Dame una flor y mil historias de vida

Conseguí un único sándwich vegetariano, lo comí, y, como me quedé con hambre, decidí comprarme una factura de postre (larga vida a la comida italiana). Esperé hasta que se liberara un banco en la plaza al frente de la Arena de Verona con mi factura en la mano y mi boca haciéndose agua. No tuve que caminar mucho porque una familia me dejó un lugar perfecto, justo al frente, para sentarme a disfrutar el momento. La vista era increíble y me estaba por llevar a la boca un manjar que exigía concentración para no terminar llena de azúcar impalpable. Mientras intentaba no hacer un desastre y evitar que las palomas se comieran mi postre, se me acercaron un hombre y una mujer. Él comenzó con su presentación en italiano...
Tengo que admitir que al principio no estaba para nada contenta. Mi única intención en ese momento era disfrutar el tremendo monumento que tenía al frente, comer algo rico y pensar en todo lo que estaba viviendo esos días; no esperaba distracciones. De repente, lo escucho decir: “sono argentino”, así que lo frené y le comenté que le iba a facilitar la tarea porque yo también era argentina. Pude notar su alivio y, cuando se relajó, yo también me relajé y empezó la verdadera charla. Me contó que era jujeño y estaba en Verona porque su pareja era italiana. Él estaba enfocado en hacer una flor mientras me hablaba, una especie de origami, pero con la hoja de una planta. Ella solo miraba al principio, pero de a poco empezó a participar en la conversación. Entre los dos me fueron contando como se habían conocido en Bolivia y que ahora estaban trabajando, ella vendiendo pulseras de macramé y piedras, y él haciendo flores a cambio de monedas. Tenían un hijo, que en ese momento estaba al cuidado de sus abuelos italianos.
La conversación cada vez fluía más y se ponía más interesante, tanto que me olvidé de comer la factura por un rato…

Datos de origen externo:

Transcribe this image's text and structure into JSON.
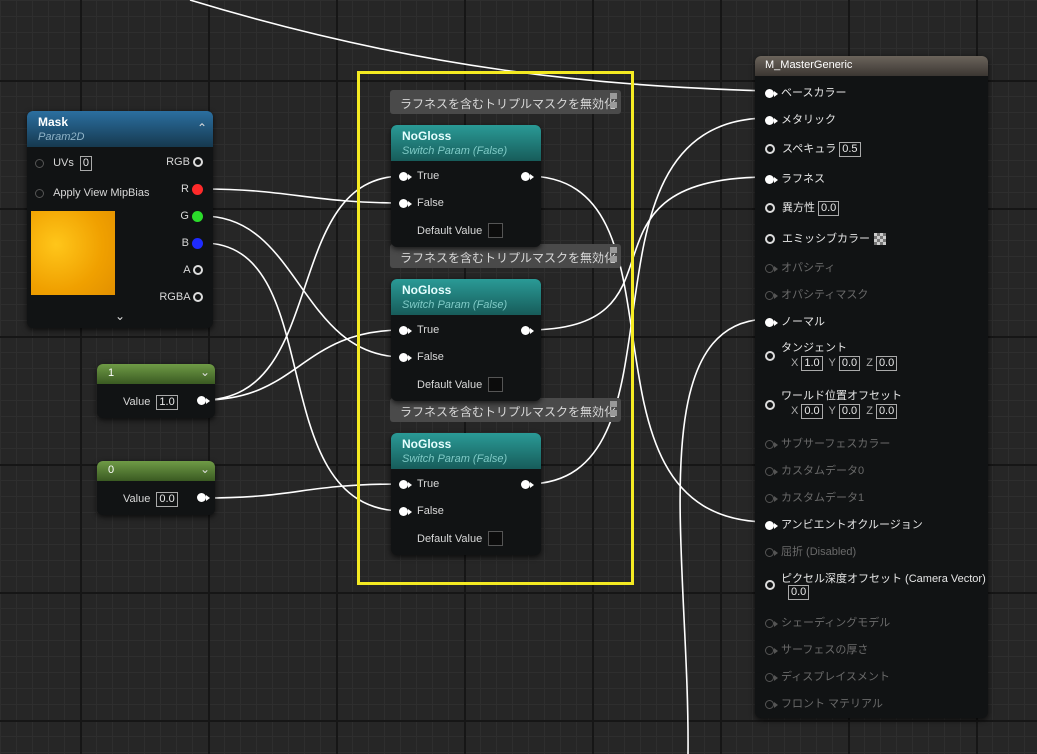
{
  "mask_node": {
    "title": "Mask",
    "subtitle": "Param2D",
    "uvs_label": "UVs",
    "uvs_value": "0",
    "mipbias_label": "Apply View MipBias",
    "outputs": [
      "RGB",
      "R",
      "G",
      "B",
      "A",
      "RGBA"
    ],
    "colors": {
      "r": "#ff2a2a",
      "g": "#2bdc2b",
      "b": "#1f2bff"
    }
  },
  "const_one": {
    "title": "1",
    "value_label": "Value",
    "value": "1.0"
  },
  "const_zero": {
    "title": "0",
    "value_label": "Value",
    "value": "0.0"
  },
  "reroute_comment": "ラフネスを含むトリプルマスクを無効化",
  "switch_nodes": [
    {
      "title": "NoGloss",
      "subtitle": "Switch Param (False)",
      "true_label": "True",
      "false_label": "False",
      "default_label": "Default Value"
    },
    {
      "title": "NoGloss",
      "subtitle": "Switch Param (False)",
      "true_label": "True",
      "false_label": "False",
      "default_label": "Default Value"
    },
    {
      "title": "NoGloss",
      "subtitle": "Switch Param (False)",
      "true_label": "True",
      "false_label": "False",
      "default_label": "Default Value"
    }
  ],
  "master": {
    "title": "M_MasterGeneric",
    "pins": {
      "base_color": "ベースカラー",
      "metallic": "メタリック",
      "specular": "スペキュラ",
      "specular_value": "0.5",
      "roughness": "ラフネス",
      "anisotropy": "異方性",
      "anisotropy_value": "0.0",
      "emissive": "エミッシブカラー",
      "opacity": "オパシティ",
      "opacity_mask": "オパシティマスク",
      "normal": "ノーマル",
      "tangent": "タンジェント",
      "tangent_x": "1.0",
      "tangent_y": "0.0",
      "tangent_z": "0.0",
      "wpo": "ワールド位置オフセット",
      "wpo_x": "0.0",
      "wpo_y": "0.0",
      "wpo_z": "0.0",
      "subsurface": "サブサーフェスカラー",
      "custom0": "カスタムデータ0",
      "custom1": "カスタムデータ1",
      "ao": "アンビエントオクルージョン",
      "refraction": "屈折 (Disabled)",
      "pdo": "ピクセル深度オフセット (Camera Vector)",
      "pdo_value": "0.0",
      "shading_model": "シェーディングモデル",
      "surface_thickness": "サーフェスの厚さ",
      "displacement": "ディスプレイスメント",
      "front_material": "フロント マテリアル"
    },
    "axis": {
      "x": "X",
      "y": "Y",
      "z": "Z"
    }
  },
  "highlight_color": "#f4ea22",
  "wire_color": "#ffffff"
}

Me contaron que su hijo tenía una personalidad salvaje, libre, a pesar de ser muy chico de edad, y por eso, siempre lograba sorprenderlos. Les pregunté si en eso se parecía a los padres. Ya sabía la respuesta. Los dos sonrieron al contestar que si.

Su próximo objetivo era viajar a Argentina porque “no podía ser posible que su hijo no conociera a sus abuelos argentinos”. Me imaginé todas las historias que iba a poder contar ese hijo. Todas las aventuras que iba a vivir sin siquiera darse cuenta de que las estaba viviendo.

Después de charlar un rato y darles algunas monedas, siguieron su recorrido ofreciendo flores y pulseras a la gente de la plaza. Yo terminé de comer mi factura y guardé la flor que con tanta paciencia él había armado. Y me quedé pensando… Me quedé pensando en la cantidad de argentinos que hay distribuidos por el mundo con historias tan distintas. Me quedé pensando en cómo dos personas que viven en dos puntos diferentes del planeta pueden encontrarse y decidir ir en una misma dirección. Me quedé pensando en que no sabía ni sus nombres y que probablemente nunca los iba a volver a cruzar, pero me habían resumido su historia de vida en unos pocos minutos. Me quedé pensando en la historia que hay detrás de cada persona con quien nos cruzamos en nuestro camino y en la cantidad de veces que no conocemos ese relato. Me quedé pensando en lo entretenida que sería la vida si nos abriéramos mas a escuchar esas historias. Con sólo escuchar se abre un mundo de posibilidades infinitas y se entrelazan, aún más, los personajes de cada relato. Cada persona con quién nos cruzamos deja una huella. Así como de forma imperceptible nosotros podemos impactar en otros.

Si un día decidiera armar un libro con los relatos de gente con quienes me crucé en la vida… ¿Qué diría tu historia? ¿Qué es lo que te gustaría contar?